|Willow (the_willow) wrote,|
@ 2009-03-31 12:53:00
|Entry tags:||about me, thinky thoughts|
Lately I've been feeling a bit like some kind of freak. I don't feel alone if I've got the internet. IM and email and journals and twitter all make me feel very active. And I have amazing friends *hugs you all* who ensure I feel love and fussed over (should I need the fussing). But there are several people I know online who talk about feeling lonely and not having people around them with whom to do things.
I think I might feel lonely on occasion (I'm not sure) - but there are times I call people and have a conversation on the phone instead of IM.
i don't mind if I'm a freak, btw. I just want to know if this is an uncommon way of interacting with the world. And yes, I'm going to bring it up in therapy. But it's still something I'd enjoy some feedback on from folks I know. Is this possibly an introvert thing? Am I a friendsexual? And this loneliness I'm reading about has more to do with ideas and fantasies of a romantic partner? For the record I'm not an asexual lesbian, nor am I someone who can't handle touch. But I can wait a couple months and get hugs from Zvi via a planned outing. And I have no interest right now in the kind of enmeshed emotions and dual focus that comes with being in a relationship. I'm very much all about me right now as a priority (no matter what comfort I give my friends, said comfort is not expected or demanded, it's understood I have limits etc)
But I keep seeing references to loneliness (no offense to those of you who've mentioned it who might now be reading this) and I understand that people feel the way they feel. I hope I'm not judging it. I just know I'm confused by it and wondering if parts of my brain are numb or something. It took a while for my former therapist to realize that being online is a social activity for me, not an isolating one. It took a while, but once she realized that, the most she did was encourage me to also mix things up as much as I was able to with occasional physical social activities. And by as much as I was able to, means she went from advocating I try hard once a month, to realizing that 3-4 times a year would be enough for me. Perhaps for other people being online is isolating. The theory had to come from somewhere, right?

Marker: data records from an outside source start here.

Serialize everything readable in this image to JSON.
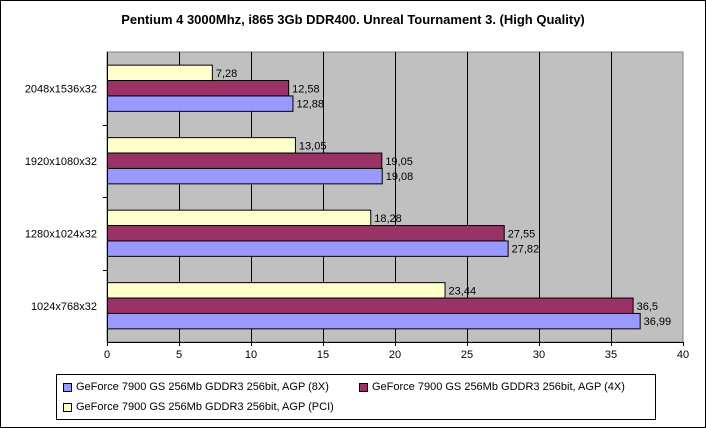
{
  "chart_data": {
    "type": "bar",
    "orientation": "horizontal",
    "title": "Pentium 4 3000Mhz, i865 3Gb DDR400. Unreal Tournament 3. (High Quality)",
    "categories": [
      "2048x1536x32",
      "1920x1080x32",
      "1280x1024x32",
      "1024x768x32"
    ],
    "series": [
      {
        "name": "GeForce 7900 GS 256Mb GDDR3 256bit, AGP (PCI)",
        "color": "#FFFFCC",
        "values": [
          7.28,
          13.05,
          18.28,
          23.44
        ],
        "labels": [
          "7,28",
          "13,05",
          "18,28",
          "23,44"
        ]
      },
      {
        "name": "GeForce 7900 GS 256Mb GDDR3 256bit, AGP (4X)",
        "color": "#993366",
        "values": [
          12.58,
          19.05,
          27.55,
          36.5
        ],
        "labels": [
          "12,58",
          "19,05",
          "27,55",
          "36,5"
        ]
      },
      {
        "name": "GeForce 7900 GS 256Mb GDDR3 256bit, AGP (8X)",
        "color": "#9999FF",
        "values": [
          12.88,
          19.08,
          27.82,
          36.99
        ],
        "labels": [
          "12,88",
          "19,08",
          "27,82",
          "36,99"
        ]
      }
    ],
    "xlim": [
      0,
      40
    ],
    "xticks": [
      0,
      5,
      10,
      15,
      20,
      25,
      30,
      35,
      40
    ],
    "grid": true,
    "plot_background": "#C0C0C0",
    "legend_position": "bottom"
  }
}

I think I'd be lonely if I didn't have so many methods of communication - if there weren't people I spoke to every day, who make up my virtual village. I know I start to get phobic and agitated when I lose computer access - it's like a door's been shut. It's almost claustrophobic, like I sudden have no air vents.
If that's anything like the loneliness being described, then ouch. I loathe that feeling. It makes me want to jump out of my skin and often I cry. But so far I've been interpreting it as a need for a physical hug and that kind of company. And maybe I don't get it because physical company exhausts me so much and I treat hugs from trusted individuals as treats. And strangers touching me - well, I've mentioned my wtf about some of that before and have plans to swipe about with my cane in future.
I'm not sure what else to say, except that maybe I'm not as attached to my physical body as others cause I don't think it has to be involved in order for me to be social. Which isn't to say I'm not grateful for what level of ability and mobility I do have- I am. I just don't think I have to go somewhere and do something in order to be social and get social...(interaction? energy?) stuff.
Last thought: Despite how I handle social activity (various levels, etc), is it just that I'm comfortable being alone with myself? (Or me and the furbutt). And I mean alone as a concept that goes beyond the introvert vs extrovert dichotomy. Is this the difference between hermits (who're alone by themselves) and monks (who're alone with other people)?